Gopinath Rajendran of The Hindu said "Maamannan certainly has its heart in the right place and touches upon several important topics. But it's still an underwhelming political drama that's saved by its lead cast's brilliant performances." Bharathy Singaravel of The News Minute gave the film 4 out of 5 and said "After Pariyerum Perumal and Karnan, director Mari Selvaraj is back with yet another film that will redefine how Kollywood talks about caste." Manigandan KR of The South First gave 3.5 out of 5 stars and said "Vadivelu and Fahadh Faasil put up an exceptional show; barring some minor issues, the movie leaves a mark on audiences." M Suganth of The Times of India gave the film 3 out of 5 and said "An okayish, but hardly potent sociopolitical drama."

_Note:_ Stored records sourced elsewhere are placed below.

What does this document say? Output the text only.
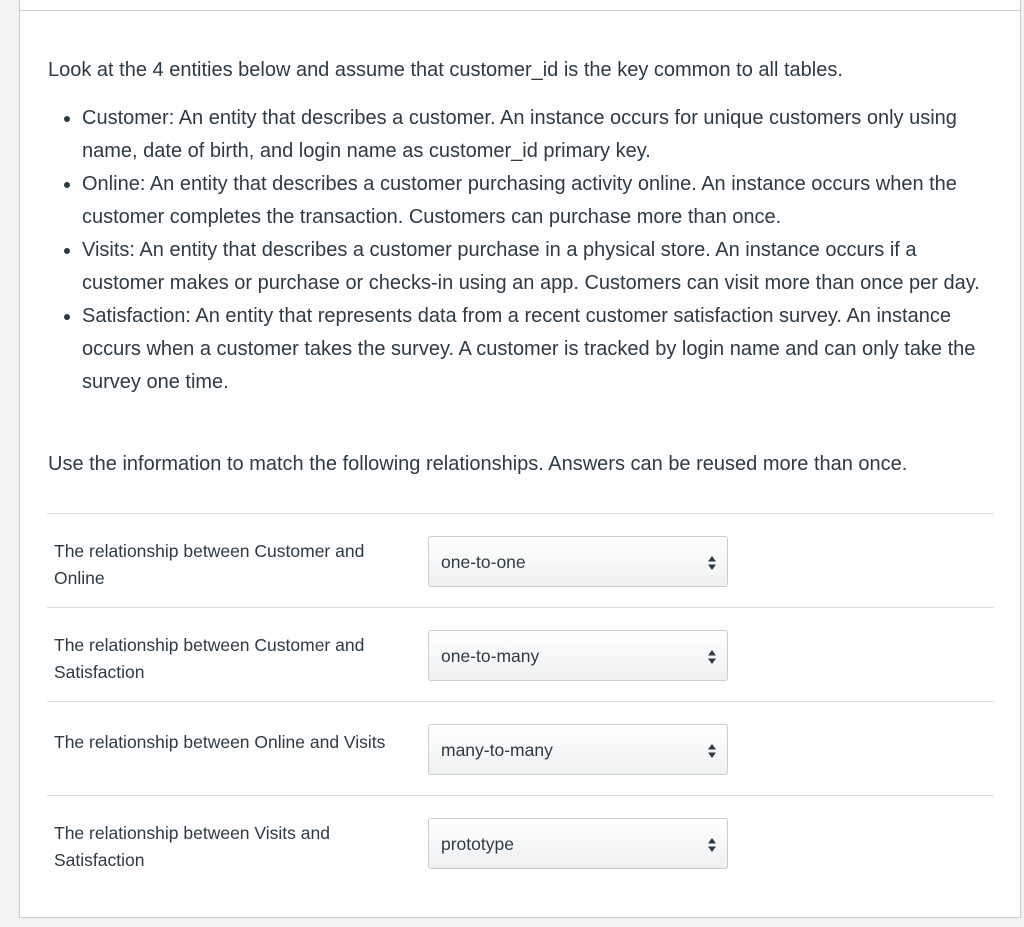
Look at the 4 entities below and assume that customer_id is the key common to all tables.

• Customer: An entity that describes a customer. An instance occurs for unique customers only using name, date of birth, and login name as customer_id primary key.
• Online: An entity that describes a customer purchasing activity online. An instance occurs when the customer completes the transaction. Customers can purchase more than once.
• Visits: An entity that describes a customer purchase in a physical store. An instance occurs if a customer makes or purchase or checks-in using an app. Customers can visit more than once per day.
• Satisfaction: An entity that represents data from a recent customer satisfaction survey. An instance occurs when a customer takes the survey. A customer is tracked by login name and can only take the survey one time.

Use the information to match the following relationships. Answers can be reused more than once.

The relationship between Customer and Online
one-to-one
The relationship between Customer and Satisfaction
one-to-many
The relationship between Online and Visits	many-to-many
The relationship between Visits and Satisfaction
prototype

Kirubhakar Purushothaman of The Indian Express gave the film 2.5 out of 5 and said "Maamannan is, perhaps, the weakest film of Mari Selvaraj despite the director being unabashedly open about his political affiliations." Janaki K of India Today gave the film 2.5 out of 5 and said "Director Mari Selvaraj's Maamannan, starring Vadivelu, Udhayanidhi Stalin, Fahadh Faasil and Keerthy Suresh, is a film that exposes the social injustice in society. While the film has some solid performances, the story does not have enough meat." Ananda Vikatan rated the film 46 out of 100. Vinu A. of Samakalika Malayalam Vaarika stated that the film can be seen as proof of the growing strength of films that reflect the socio-political and cultural realities of Tamil Nadu.

=== Box office ===
Maamannan grossed ₹6 crore worldwide on its opening day. It ended its theatrical run with ₹52 crore.